Go Easy For Now

Obviously Liam P. Neeson was cast to play Matt Scudder, a tough guy with a guilty past, in Scott Frank‘s adaptation of A Walk Among The Tombstones (Universal, 9.19) , because of his swaggering middle-aged badass rep. But something about this trailer is telling me not to use the word “paycheck.” I may be naive to presume this, but this one seems a tad less opportunistic than the others.

To Have and Have Not

I’m not approaching Bong Joon-ho‘s Snowpiercer with an attitude. Seething class warfare on Runaway Train sounds like a great concept. But Joon-Ho’s Mother struck me as a little too Brian DePalma-esque, and I’m a bit afraid of that flourishy, operatic style. “There’s no doubting that Bong Joon Ho is a DePalma devotee in the same way that DePalma was a Hitchcock acolyte in the ’70s and ’80s,” I wrote five years ago. “Mother was by far the most interesting sit because of his immaculate and exacting composition of each and every element — deliberately unnatural, conspicuously acted, very much a director’s film.” Joon-ho himself has proudly declared that DePalma is a major inspiration. In my book that means “caveat emptor.”

Creep

Where will Ukranian celebrity prankster-masher Vitalii Sediuk, who accosted Brad Pitt Wednesday night at the Malificent premiere, end up in life? What’s the difference between guys like Sediuk and Travis Bickel? Obsessive celebrity stalkers who want nothing more than to brush up against the famous, and in so doing perhaps acquire a little fame for themselves? We’re talking about a culture of instant ADD pestilence that’s manifesting more and more. Sediuk, 25, is reportedly the guy who attempted to kiss Will Smith at the Russian premiere of Men in Black III and hid under America Ferrera‘s dress at the How to Train Your Dragon 2 premiere in Cannes.

It’s Really O’Hehir vs. Rogen

“I should be clear that I know and like Ann Hornaday. But this isn’t about having a friend’s back; Ann can definitely take care of herself. This is about the idea that the images and stories we consume matter, that they affect us profoundly, although not always in ways we can see and rarely or never in some clear cause-and-effect fashion.
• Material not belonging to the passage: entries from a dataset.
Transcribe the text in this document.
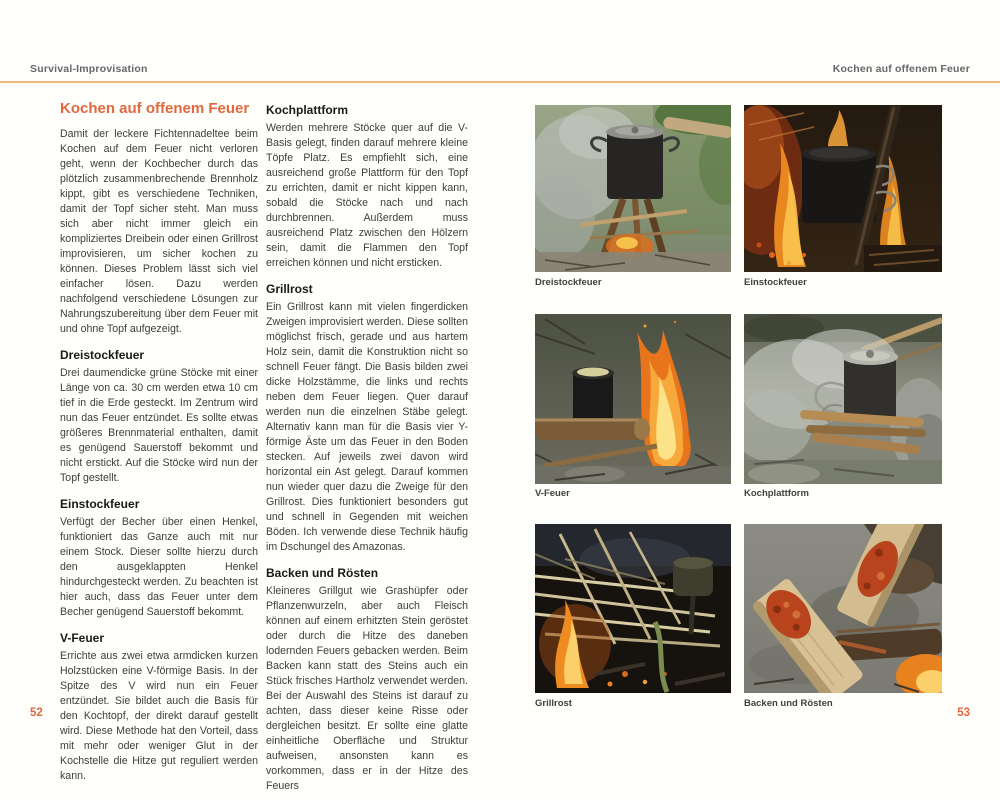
Survival-Improvisation	Kochen auf offenem Feuer
Kochen auf offenem Feuer

Damit der leckere Fichtennadeltee beim Kochen auf dem Feuer nicht verloren geht, wenn der Kochbecher durch das plötzlich zusammenbrechende Brennholz kippt, gibt es verschiedene Techniken, damit der Topf sicher steht. Man muss sich aber nicht immer gleich ein kompliziertes Dreibein oder einen Grillrost improvisieren, um sicher kochen zu können. Dieses Problem lässt sich viel einfacher lösen. Dazu werden nachfolgend verschiedene Lösungen zur Nahrungszubereitung über dem Feuer mit und ohne Topf aufgezeigt.

Dreistockfeuer

Drei daumendicke grüne Stöcke mit einer Länge von ca. 30 cm werden etwa 10 cm tief in die Erde gesteckt. Im Zentrum wird nun das Feuer entzündet. Es sollte etwas größeres Brennmaterial enthalten, damit es genügend Sauerstoff bekommt und nicht erstickt. Auf die Stöcke wird nun der Topf gestellt.

Einstockfeuer

Verfügt der Becher über einen Henkel, funktioniert das Ganze auch mit nur einem Stock. Dieser sollte hierzu durch den ausgeklappten Henkel hindurchgesteckt werden. Zu beachten ist hier auch, dass das Feuer unter dem Becher genügend Sauerstoff bekommt.

V-Feuer

Errichte aus zwei etwa armdicken kurzen Holzstücken eine V-förmige Basis. In der Spitze des V wird nun ein Feuer entzündet. Sie bildet auch die Basis für den Kochtopf, der direkt darauf gestellt wird. Diese Methode hat den Vorteil, dass mit mehr oder weniger Glut in der Kochstelle die Hitze gut reguliert werden kann.

Kochplattform

Werden mehrere Stöcke quer auf die V-Basis gelegt, finden darauf mehrere kleine Töpfe Platz. Es empfiehlt sich, eine ausreichend große Plattform für den Topf zu errichten, damit er nicht kippen kann, sobald die Stöcke nach und nach durchbrennen. Außerdem muss ausreichend Platz zwischen den Hölzern sein, damit die Flammen den Topf erreichen können und nicht ersticken.

Grillrost

Ein Grillrost kann mit vielen fingerdicken Zweigen improvisiert werden. Diese sollten möglichst frisch, gerade und aus hartem Holz sein, damit die Konstruktion nicht so schnell Feuer fängt. Die Basis bilden zwei dicke Holzstämme, die links und rechts neben dem Feuer liegen. Quer darauf werden nun die einzelnen Stäbe gelegt. Alternativ kann man für die Basis vier Y-förmige Äste um das Feuer in den Boden stecken. Auf jeweils zwei davon wird horizontal ein Ast gelegt. Darauf kommen nun wieder quer dazu die Zweige für den Grillrost. Dies funktioniert besonders gut und schnell in Gegenden mit weichen Böden. Ich verwende diese Technik häufig im Dschungel des Amazonas.

Backen und Rösten

Kleineres Grillgut wie Grashüpfer oder Pflanzenwurzeln, aber auch Fleisch können auf einem erhitzten Stein geröstet oder durch die Hitze des daneben lodernden Feuers gebacken werden. Beim Backen kann statt des Steins auch ein Stück frisches Hartholz verwendet werden. Bei der Auswahl des Steins ist darauf zu achten, dass dieser keine Risse oder dergleichen besitzt. Er sollte eine glatte einheitliche Oberfläche und Struktur aufweisen, ansonsten kann es vorkommen, dass er in der Hitze des Feuers

Dreistockfeuer	Einstockfeuer
V-Feuer	Kochplattform
Grillrost	Backen und Rösten
52	53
That idea is what Hornaday is struggling with here, and it’s an idea we confront over and over again, in slightly different forms, after every one of these mass shootings that seems to have been deliberately designed by its perpetrator as a media spectacle.


“For Seth Rogen to boil all that down, for his 2 million-plus Twitter followers, to ‘@AnnHornaday how dare you imply that me getting girls in movies caused a lunatic to go on a rampage?’ is a black-comic example of movie-star narcissism. (I originally wrote that Rogen’s phrase about ‘getting girls’ sent an unfortunate signal, and it rubbed a lot of other people the wrong way too. Various commenters have correctly observed that Hornaday put it exactly the same way, so let’s chalk that one up to the endless game of Telephone that is the Internet.)” — from Andrew O’Hehir‘s 5.27 Salon piece titled “How Seth Rogen proved Ann Hornaday’s point about Elliot Rodger.”

Once Upon A Girl-Power Time

The idea behind Maleficent (Disney, 5.30) is to re-imagine Sleeping Beauty along feminist lines so as to reach a female audience that has no use for the old fairy-tale mythology about put-upon female characters finding happiness by hooking up with a gentle dashing prince at the finale….and who can blame them? Malificent is about commanding woman power in the form of Angelina Jolie‘s vengeful sorceress of the flaming cheekbones, no longer a wicked fairy godmother and Mistress of All Evil but a girl who was betrayed and mutilated by a loathsome turncoat (Sharlto Copley, who always plays scurvy creeps) so who can blame her for wanting a little revenge? She’s never entirely sincere about being evil, in short, and even if she seems wicked-ish at times she certainly has her reasons so calm down and give the girl a break.